The 78-year-old daughter of the late Sen. Strom Thurmond and a black maid said Wednesday that now that she has come forward to disclose her heritage, she is finally at peace.

At a news conference in her native South Carolina, Essie Mae Washington-Williams said she did not come forward earlier because she didn't want to jeopardize Thurmond's political career and family. "Throughout his life and mine we respected each other. … I was sensitive about his well-being and his career."


Essie Mae Washington-Williams tells the whole story to Dan Rather on 60 Minutes II, Wednesday at 8 p.m. ET/PT.


"I am not bitter. I am not angry. In fact, there is a great sense of peace that has come over me in the past year," she said. "I feel as though a great weight has been lifted. I am Essie Mae Washington-Williams, and at last I feel completely free."

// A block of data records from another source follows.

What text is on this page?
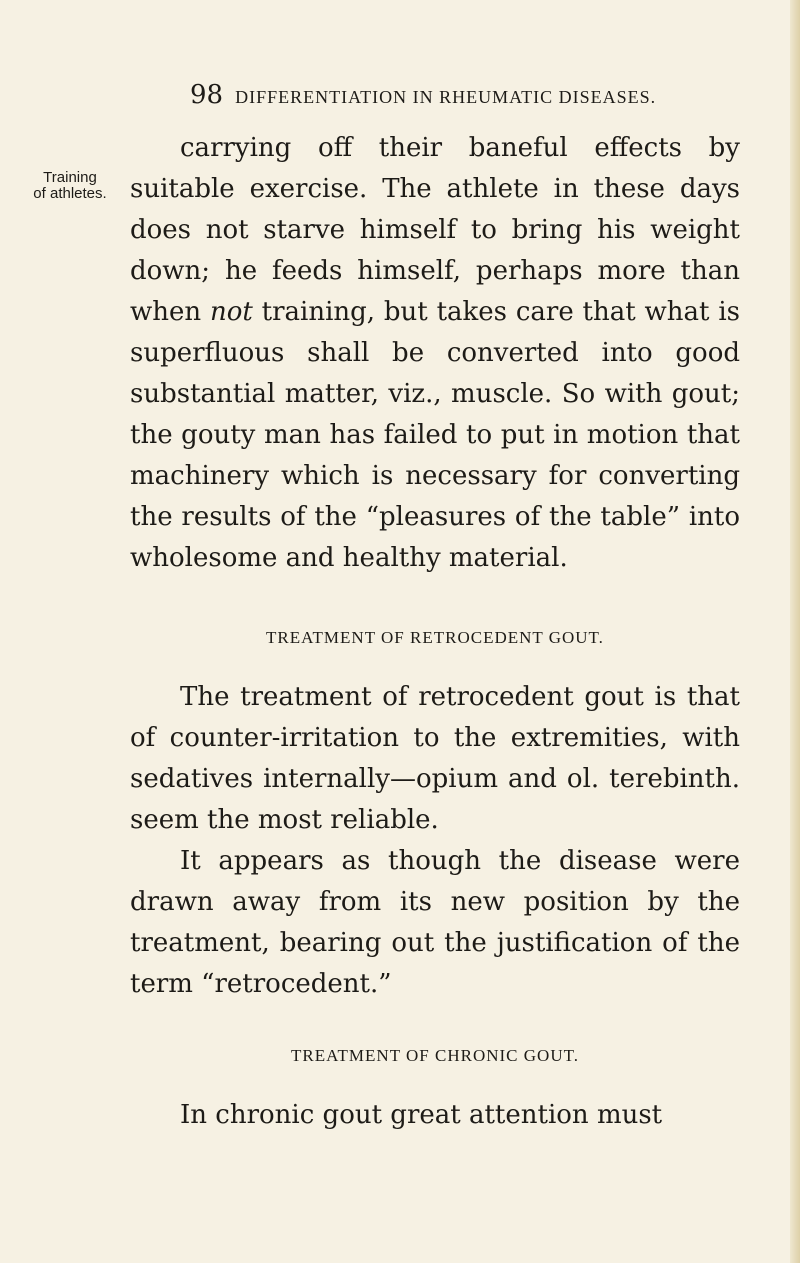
98 DIFFERENTIATION IN RHEUMATIC DISEASES.
Training
of athletes.

carrying off their baneful effects by suitable exercise. The athlete in these days does not starve himself to bring his weight down; he feeds himself, perhaps more than when not training, but takes care that what is superfluous shall be converted into good substantial matter, viz., muscle. So with gout; the gouty man has failed to put in motion that machinery which is necessary for converting the results of the “pleasures of the table” into wholesome and healthy material.

TREATMENT OF RETROCEDENT GOUT.

The treatment of retrocedent gout is that of counter-irritation to the extremities, with sedatives internally—opium and ol. terebinth. seem the most reliable.

It appears as though the disease were drawn away from its new position by the treatment, bearing out the justification of the term “retrocedent.”

TREATMENT OF CHRONIC GOUT.

In chronic gout great attention must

Williams announced last weekend she is the illegitimate daughter of Thurmond, a former segregationist, and Carrie Butler, a maid for the Thurmond family. Thurmond was 22 and Butler was 16 when Williams was born in 1925.

"I knew him beyond his public image," Williams said. "Certainly never did like the idea that he was a segregationist, but there was nothing I could do about it. That was his life."

Williams is a retired teacher living in Los Angeles. She said she has four children, 13 grandchildren and four great-grandchildren.

Thurmond died in June at age 100.

Thurmond's family on Monday said it acknowledges the woman's claim that she is his illegitimate mixed-race daughter.

"As J. Strom Thurmond has passed away and cannot speak for himself, the Thurmond family acknowledges Ms. Essie Mae Washington-Williams' claim to her heritage. We hope this acknowledgment will bring closure for Ms. Williams," the family's lawyer, J. Mark Taylor, said in a brief statement.

Williams had long been rumored to be Thurmond's child, though she had previously denied it. She came forward now at the urging and encouragement of her children, Frank K. Wheaton, an attorney for Williams, said.

Williams told The Washington Post that Thurmond privately acknowledged her as his daughter and had provided financial support since 1941.

In seven decades of politics, Thurmond gained fame and infamy as an arch-segregationist, but he later came to support a holiday for the slain civil rights leader Martin Luther King.

Raised by an aunt, Williams told the Post she first met Thurmond around 1941, when she was 16, and Thurmond called her a "very lovely daughter."

She told the newspaper she received money at least once a year in sessions arranged by Thurmond's Senate staff. Wheaton said the total over the years was "very substantial" but less than $1 million.